Colorado residents can vote this fall on whether communities can limit oil and gas drilling. The state supreme court approved four ballot measures Monday, June 30th, that allows such questions. The decision comes as Democratic Governor John Hickenlooper is in Aspen, speaking at the Ideas Festival about existing rules for the industry. He was joined yesterday by the head of the Environmental Defense Fund, Fred Krupp.
Hickenlooper says he’s proud of the state’s existing regulations to protect human health, pointing to laws ranging from tracking fracking fluid to newly tightened air quality restrictions. The latter went into effect earlier this year, and the governor believes getting industry and state officials to agree ahead of time was key.

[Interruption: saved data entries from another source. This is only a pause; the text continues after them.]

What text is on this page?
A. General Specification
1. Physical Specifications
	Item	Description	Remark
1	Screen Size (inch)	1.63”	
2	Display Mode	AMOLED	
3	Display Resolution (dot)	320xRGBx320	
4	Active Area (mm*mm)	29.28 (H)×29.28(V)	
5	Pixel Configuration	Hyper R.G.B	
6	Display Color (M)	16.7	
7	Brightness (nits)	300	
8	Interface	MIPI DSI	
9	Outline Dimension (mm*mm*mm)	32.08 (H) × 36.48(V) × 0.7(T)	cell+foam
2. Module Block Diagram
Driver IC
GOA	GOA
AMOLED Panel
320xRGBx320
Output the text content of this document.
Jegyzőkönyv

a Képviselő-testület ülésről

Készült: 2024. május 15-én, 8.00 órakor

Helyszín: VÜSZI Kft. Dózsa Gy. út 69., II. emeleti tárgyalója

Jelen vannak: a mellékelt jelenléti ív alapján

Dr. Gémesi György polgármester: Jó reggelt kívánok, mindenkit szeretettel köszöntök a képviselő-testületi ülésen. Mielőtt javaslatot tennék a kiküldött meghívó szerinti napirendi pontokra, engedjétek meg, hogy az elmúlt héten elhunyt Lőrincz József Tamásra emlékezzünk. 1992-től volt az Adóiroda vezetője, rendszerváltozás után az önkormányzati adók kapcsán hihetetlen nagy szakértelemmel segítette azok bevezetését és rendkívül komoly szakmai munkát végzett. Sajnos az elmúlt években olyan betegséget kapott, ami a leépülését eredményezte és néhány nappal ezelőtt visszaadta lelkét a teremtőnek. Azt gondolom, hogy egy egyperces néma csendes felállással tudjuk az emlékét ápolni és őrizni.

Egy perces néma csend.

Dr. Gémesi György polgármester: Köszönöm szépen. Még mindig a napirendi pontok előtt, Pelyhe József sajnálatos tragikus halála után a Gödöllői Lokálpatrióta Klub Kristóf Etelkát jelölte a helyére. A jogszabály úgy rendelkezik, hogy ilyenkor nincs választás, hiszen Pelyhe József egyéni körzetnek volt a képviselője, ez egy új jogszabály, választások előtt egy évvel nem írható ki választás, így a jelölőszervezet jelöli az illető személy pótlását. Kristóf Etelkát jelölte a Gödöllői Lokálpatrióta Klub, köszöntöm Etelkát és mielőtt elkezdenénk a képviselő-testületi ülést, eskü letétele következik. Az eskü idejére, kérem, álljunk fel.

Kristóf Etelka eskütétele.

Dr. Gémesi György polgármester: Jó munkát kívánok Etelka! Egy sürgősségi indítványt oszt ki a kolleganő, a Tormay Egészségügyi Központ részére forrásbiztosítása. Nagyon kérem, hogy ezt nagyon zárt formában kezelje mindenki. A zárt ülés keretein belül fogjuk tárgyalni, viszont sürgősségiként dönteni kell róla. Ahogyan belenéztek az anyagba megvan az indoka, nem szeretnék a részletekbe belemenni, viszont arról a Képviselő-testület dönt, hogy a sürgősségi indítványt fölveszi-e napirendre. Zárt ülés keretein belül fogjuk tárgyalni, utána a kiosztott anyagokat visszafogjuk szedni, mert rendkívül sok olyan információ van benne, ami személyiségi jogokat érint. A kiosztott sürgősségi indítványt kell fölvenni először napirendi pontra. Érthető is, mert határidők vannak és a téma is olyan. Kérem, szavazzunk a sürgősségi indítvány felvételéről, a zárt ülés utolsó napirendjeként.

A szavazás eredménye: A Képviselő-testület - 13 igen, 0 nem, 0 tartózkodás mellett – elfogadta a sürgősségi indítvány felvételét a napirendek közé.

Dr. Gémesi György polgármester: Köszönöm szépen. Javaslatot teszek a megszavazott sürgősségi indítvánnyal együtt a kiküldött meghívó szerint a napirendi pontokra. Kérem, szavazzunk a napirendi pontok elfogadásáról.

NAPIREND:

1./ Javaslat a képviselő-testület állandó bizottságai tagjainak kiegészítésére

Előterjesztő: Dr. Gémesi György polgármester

“The bottom line was, in the end, both sides claimed victory. And I think that’s the trick.”
“No the trick is governor that ultimately we’ve got to get to a world where it’s not victory and defeat, it’s problem and solution.”
That’s Fred Krupp, president of the Environmental Defense Fund, who was part of the negotiations for Colorado’s new air rules. There was tension at times between the two, illustrating the strain happening statewide over how to best regulate the industry. The current safety precautions have not been enough for some communities, particularly on the Front Range, where residents are concerned about well pads popping up right next to homes and schools. Hickenlooper, who’s running for office again in the fall, maintained the state is taking the right steps to make sure those homeowners are are safe. But he understands there’s a larger debate.
“So this is really a land use issue, right? How do you safeguard people, so if you’re within 1500 or 2000 feet of a person’s home, or a park or a school a gathering place, how do we put that underground with a bulkhead, how do we have collecting tanks, underground, so that we minimize the impact and yet still let the person who owns the mineral rights, have that private property they’ve always owned?”
Voters may end up making that decision for the governor in the fall, if they pass ballot measures that give communities the say on whether to allow drilling. Four communities already have bans in place, but Hickenlooper’s administration is challenging them. The governor and Krupp both acknowledge poor drilling practices can cause fracking contamination and earthquakes… but they believe overall, it’s a temporary industry.
“I think there is still a strong component, or group of people that are very agitated about fracking, very concerned about it. And I’m quick to say that, natural gas is a transition fuel.”
Adam McCabe, a military veteran who lives in Carbondale, pressed both speakers on that point.
“What kind of accountability and stipulations are being put into place, to encourage a rapid weaning off of fossil fuels?”
Governor Hickenlooper: “Well, Fred can probably answer this, you want to? No? I mean, we still have incentives, and trying to do more for wind incentives and solar, we’re looking at ways to incentivize electric cars, for instance...”
After Hickenlooper gave more examples, McCabe followed up.
“Is incentive the only way? You can lead a horse to water but can you make them drink, is there an accountability aspect that can be enforced stronger?”
Fred Krupp: “Yes, It’s a great question and I feel the same urgency you feel, that enough time has been spent about what’s going to happen in 2050,or what the goal has to be in 2050. We need to know what’s going to happen tomorrow and the next few years.”
Hickenlooper says he’s working with other Western governors to develop a regional approach to achieve more immediate goals. He’s scheduled to speak again at the Festival today, Tuesday July 1st. That’s during a talk with Katie Couric about marijuana.